🤖 AI Summary
This work addresses policy optimization for Markov decision processes (MDPs) with unknown transition probabilities. We introduce a geometric normalization perspective: we define and construct a family of value-function transformations that preserve action advantages under any policy, thereby establishing a reward-balancing framework for optimal policy computation. Iterative application of these transformations yields a class of sampling-based reward-balancing algorithms. Theoretically, our approach breaks the existing sample-complexity lower bound without requiring prior knowledge of the model. Empirically, it significantly improves convergence speed and policy robustness while enabling direct policy extraction—without auxiliary re-scaling.
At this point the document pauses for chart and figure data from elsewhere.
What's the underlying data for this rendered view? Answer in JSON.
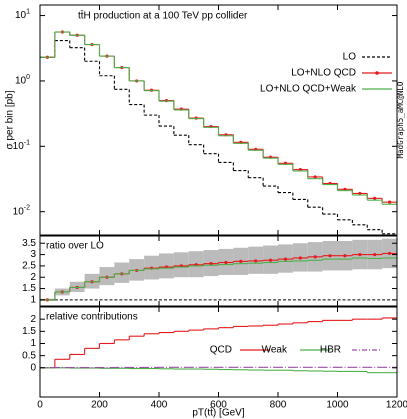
{
  "chart_data": [
    {
      "type": "histogram",
      "title": "tt̄H production at a 100 TeV pp collider",
      "ylabel": "σ per bin [pb]",
      "side_note": "MadGraph5_aMC@NLO",
      "log_y": true,
      "legend": "top-right",
      "bins": [
        0,
        50,
        100,
        150,
        200,
        250,
        300,
        350,
        400,
        450,
        500,
        550,
        600,
        650,
        700,
        750,
        800,
        850,
        900,
        950,
        1000,
        1050,
        1100,
        1150,
        1200
      ],
      "ylim": [
        0.0044,
        14.5
      ],
      "yticks": [
        {
          "value": 10,
          "label": "10^1"
        },
        {
          "value": 1,
          "label": "10^0"
        },
        {
          "value": 0.1,
          "label": "10^-1"
        },
        {
          "value": 0.01,
          "label": "10^-2"
        }
      ],
      "series": [
        {
          "name": "LO",
          "color": "#000000",
          "style": "dashed",
          "values": [
            2.3,
            4.15,
            3.23,
            2.0,
            1.2,
            0.744,
            0.435,
            0.3,
            0.204,
            0.148,
            0.106,
            0.077,
            0.0566,
            0.0426,
            0.0331,
            0.0247,
            0.0196,
            0.0154,
            0.0117,
            0.0092,
            0.0075,
            0.0063,
            0.0053,
            0.0046
          ]
        },
        {
          "name": "LO+NLO QCD",
          "color": "#e41a1c",
          "style": "points",
          "values": [
            2.3,
            5.6,
            5.0,
            3.6,
            2.4,
            1.6,
            1.0,
            0.72,
            0.5,
            0.37,
            0.27,
            0.2,
            0.15,
            0.115,
            0.09,
            0.068,
            0.055,
            0.044,
            0.034,
            0.027,
            0.022,
            0.019,
            0.016,
            0.014
          ]
        },
        {
          "name": "LO+NLO QCD+Weak",
          "color": "#4daf4a",
          "style": "solid",
          "values": [
            2.3,
            5.6,
            5.0,
            3.6,
            2.4,
            1.6,
            1.0,
            0.71,
            0.49,
            0.36,
            0.265,
            0.195,
            0.145,
            0.111,
            0.087,
            0.066,
            0.053,
            0.042,
            0.032,
            0.026,
            0.021,
            0.018,
            0.015,
            0.013
          ]
        }
      ]
    },
    {
      "type": "histogram",
      "title": "ratio over LO",
      "bins": [
        0,
        50,
        100,
        150,
        200,
        250,
        300,
        350,
        400,
        450,
        500,
        550,
        600,
        650,
        700,
        750,
        800,
        850,
        900,
        950,
        1000,
        1050,
        1100,
        1150,
        1200
      ],
      "ylim": [
        0.73,
        3.82
      ],
      "yticks": [
        1,
        1.5,
        2,
        2.5,
        3,
        3.5
      ],
      "band": {
        "color": "#bbbbbb",
        "low": [
          0.95,
          1.2,
          1.35,
          1.5,
          1.65,
          1.75,
          1.85,
          1.9,
          1.95,
          2.0,
          2.0,
          2.05,
          2.1,
          2.1,
          2.15,
          2.15,
          2.2,
          2.25,
          2.25,
          2.3,
          2.3,
          2.35,
          2.35,
          2.4
        ],
        "high": [
          1.05,
          1.5,
          1.8,
          2.15,
          2.45,
          2.65,
          2.8,
          2.95,
          3.05,
          3.1,
          3.15,
          3.2,
          3.25,
          3.3,
          3.35,
          3.4,
          3.45,
          3.5,
          3.55,
          3.6,
          3.6,
          3.65,
          3.65,
          3.7
        ]
      },
      "series": [
        {
          "color": "#000000",
          "style": "dashed",
          "values": [
            1,
            1,
            1,
            1,
            1,
            1,
            1,
            1,
            1,
            1,
            1,
            1,
            1,
            1,
            1,
            1,
            1,
            1,
            1,
            1,
            1,
            1,
            1,
            1
          ]
        },
        {
          "color": "#e41a1c",
          "style": "points",
          "values": [
            1.0,
            1.35,
            1.55,
            1.8,
            2.0,
            2.15,
            2.3,
            2.4,
            2.45,
            2.5,
            2.55,
            2.6,
            2.65,
            2.7,
            2.72,
            2.75,
            2.8,
            2.85,
            2.9,
            2.95,
            2.95,
            3.0,
            3.0,
            3.05
          ]
        },
        {
          "color": "#4daf4a",
          "style": "solid",
          "values": [
            1.0,
            1.35,
            1.55,
            1.8,
            2.0,
            2.15,
            2.3,
            2.37,
            2.4,
            2.45,
            2.5,
            2.53,
            2.56,
            2.6,
            2.62,
            2.65,
            2.7,
            2.72,
            2.75,
            2.8,
            2.8,
            2.85,
            2.83,
            2.85
          ]
        }
      ]
    },
    {
      "type": "histogram",
      "title": "relative contributions",
      "xlabel": "pT(tt̄) [GeV]",
      "legend": "middle-right",
      "bins": [
        0,
        50,
        100,
        150,
        200,
        250,
        300,
        350,
        400,
        450,
        500,
        550,
        600,
        650,
        700,
        750,
        800,
        850,
        900,
        950,
        1000,
        1050,
        1100,
        1150,
        1200
      ],
      "xlim": [
        0,
        1200
      ],
      "xticks": [
        0,
        200,
        400,
        600,
        800,
        1000,
        1200
      ],
      "ylim": [
        -1.2,
        2.5
      ],
      "yticks": [
        0,
        0.5,
        1,
        1.5,
        2
      ],
      "series": [
        {
          "name": "QCD",
          "color": "#e41a1c",
          "style": "solid",
          "values": [
            0,
            0.35,
            0.55,
            0.8,
            1.0,
            1.15,
            1.3,
            1.4,
            1.45,
            1.5,
            1.55,
            1.6,
            1.65,
            1.7,
            1.72,
            1.75,
            1.8,
            1.85,
            1.9,
            1.95,
            1.95,
            2.0,
            2.0,
            2.05
          ]
        },
        {
          "name": "Weak",
          "color": "#4daf4a",
          "style": "solid",
          "values": [
            0,
            0,
            -0.01,
            -0.01,
            -0.02,
            -0.02,
            -0.03,
            -0.03,
            -0.04,
            -0.05,
            -0.05,
            -0.06,
            -0.07,
            -0.08,
            -0.09,
            -0.1,
            -0.1,
            -0.12,
            -0.13,
            -0.14,
            -0.15,
            -0.15,
            -0.2,
            -0.2
          ]
        },
        {
          "name": "HBR",
          "color": "#984ea3",
          "style": "dashdot",
          "values": [
            0.01,
            0.01,
            0.01,
            0.01,
            0.01,
            0.015,
            0.015,
            0.015,
            0.02,
            0.02,
            0.02,
            0.02,
            0.02,
            0.02,
            0.02,
            0.02,
            0.02,
            0.02,
            0.02,
            0.02,
            0.02,
            0.02,
            0.02,
            0.02
          ]
        }
      ]
    }
  ]
}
Our core contribution is the first characterization of MDPs as advantage-invariant geometric structures, which simultaneously enhances both sample efficiency and theoretical guarantees.
📝 Abstract
We present a new geometric interpretation of Markov Decision Processes (MDPs) with a natural normalization procedure that allows us to adjust the value function at each state without altering the advantage of any action with respect to any policy. This advantage-preserving transformation of the MDP motivates a class of algorithms which we call Reward Balancing, which solve MDPs by iterating through these transformations, until an approximately optimal policy can be trivially found. We provide a convergence analysis of several algorithms in this class, in particular showing that for MDPs for unknown transition probabilities we can improve upon state-of-the-art sample complexity results.